AYDINLIK TÜRKİYE'NİN HABERCİSİ
Bugünkü Yeni Şafak
Y A Z A R L A R
İslam'ın meydan okuyuşu ve Türkiye'nin AB üyeliği

Türkiye'nin Avrupa Birliği'ne tam üyelik projesiyle ilgili son zamanların en önemli değerlendirmesi New York Times gazetesinde yayınlandı. Kırk yıllık süreç, hem Avrupa Birliği hem Amerika hem de Türkiye için farklı zamanlarda farklı hedefleri amaçladı. Ama şimdi yeni değerlendirmelerin, yeni tanımlamaların, yeni şeyler söylemenin zamanı. Özellikle Kopenhag Zirvesi'nden bu yana ısrarla bu noktaya dikkat çekmeye çalıştım. Türkiye'nin üyeliği artık farklı bir proje, hem AB hem de Türkiye için üyeliğin niteliği değişti. Dolayısıyla Türkiye'nin karşısına süreci engelleyecek ölçekte engeller çıkarılamayacak. Avrupa Komisyonu'nun tavsiye kararından sonra bu durum daha da netleşti. Müzakere tarihinin verilip verilmemesi tartışma konusu değil. Müzakereler ne kadar zor geçse de, hiçbir şekilde, Türkiye'nin farklı arayışlara yönelmesine yol açacak bir gerilime izin verilmeyecek.

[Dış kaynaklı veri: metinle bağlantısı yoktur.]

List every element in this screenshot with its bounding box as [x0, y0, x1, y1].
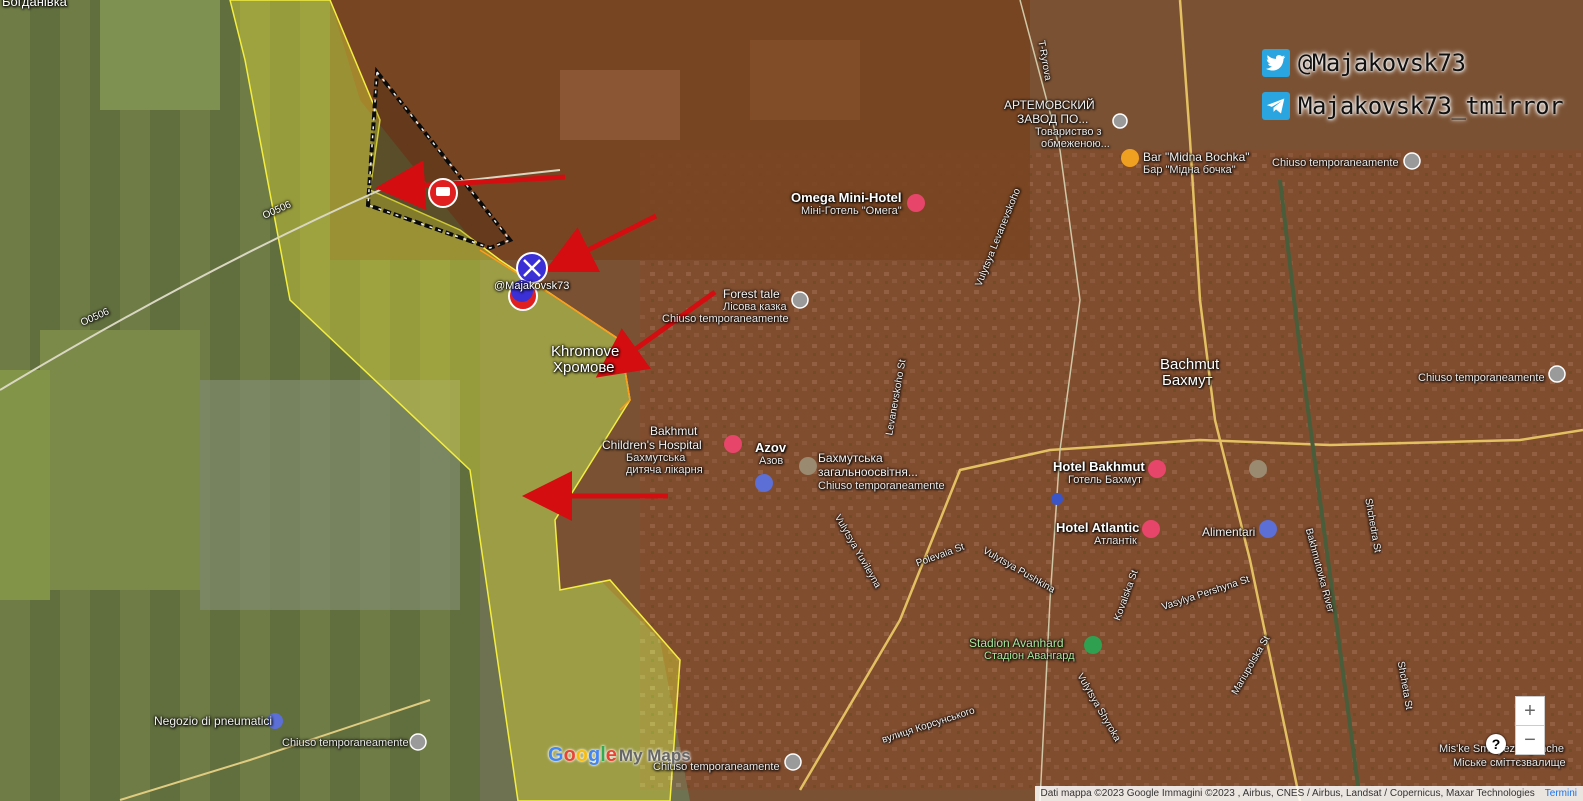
google-my-maps-logo: Google My Maps	[548, 744, 691, 766]
zoom-in-button[interactable]: +	[1515, 696, 1545, 726]
poi-stadium: Stadion Avanhard	[969, 636, 1064, 650]
poi-forest: Forest tale	[723, 287, 780, 301]
poi-artemovsky-1: АРТЕМОВСКИЙ	[1004, 98, 1095, 112]
telegram-plane-icon	[1262, 92, 1290, 120]
poi-hotel-atlantic: Hotel Atlantic	[1056, 520, 1140, 535]
hotel-pin-icon-bakhmut[interactable]	[1148, 460, 1166, 478]
poi-hospital-4: дитяча лікарня	[626, 464, 703, 476]
mymaps-text: My Maps	[618, 746, 691, 765]
poi-hotel-atlantic-cyr: Атлантік	[1094, 535, 1137, 547]
poi-hotel-bakhmut: Hotel Bakhmut	[1053, 459, 1145, 474]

Önce New York Times'ın değerlendirmesine bakalım:

"Türkiye'nin Avrupa'daki rolünün hiçbir zaman bugünkü kadar önemli olmadığına" dikkat çekilen başyazıda, şu ifadeler kullanıldı: "1952'den bu yana NATO üyesi olan Türkiye, Soğuk Savaş boyunca Avrupa'nın doğu kanadı için hayati koruma sağladı. Soğuk Savaş'tan sonra ise Avrupa, bir süreliğine, gelecekte çekirdeğini birkaç büyük devletin oluşturacağı bir federasyona doğru yöneleceğinin hayalini kurma lüksünü yaşadı. Ancak daha sonra Avrupa'nın sadece güvenliğini değil, temelini oluşturan değerlerini de tehdit eden İslamcıların uluslararası terörizmin hakim olduğu yeni bir dönem başladı." "Müslüman nüfusu ve laik demokrasisiyle Türkiye, bu meydan okumaya karşı koyacak tek ülke" olduğu belirtilen yazıda, "Avrupa ve Asya'yı birbirine bağlayan bölgede bulunan Türkiye'nin Doğu'dan gelecek tehditlere karşı askeri tecrübesinin, Doğu ile Batı arasında bir köprü rolüyle diplomatik tecrübesinin ve Avrupa, Ortadoğu ve Orta Asya ile dini ve etnik bağlarının bulunmasının önemine" dikkat çekildi.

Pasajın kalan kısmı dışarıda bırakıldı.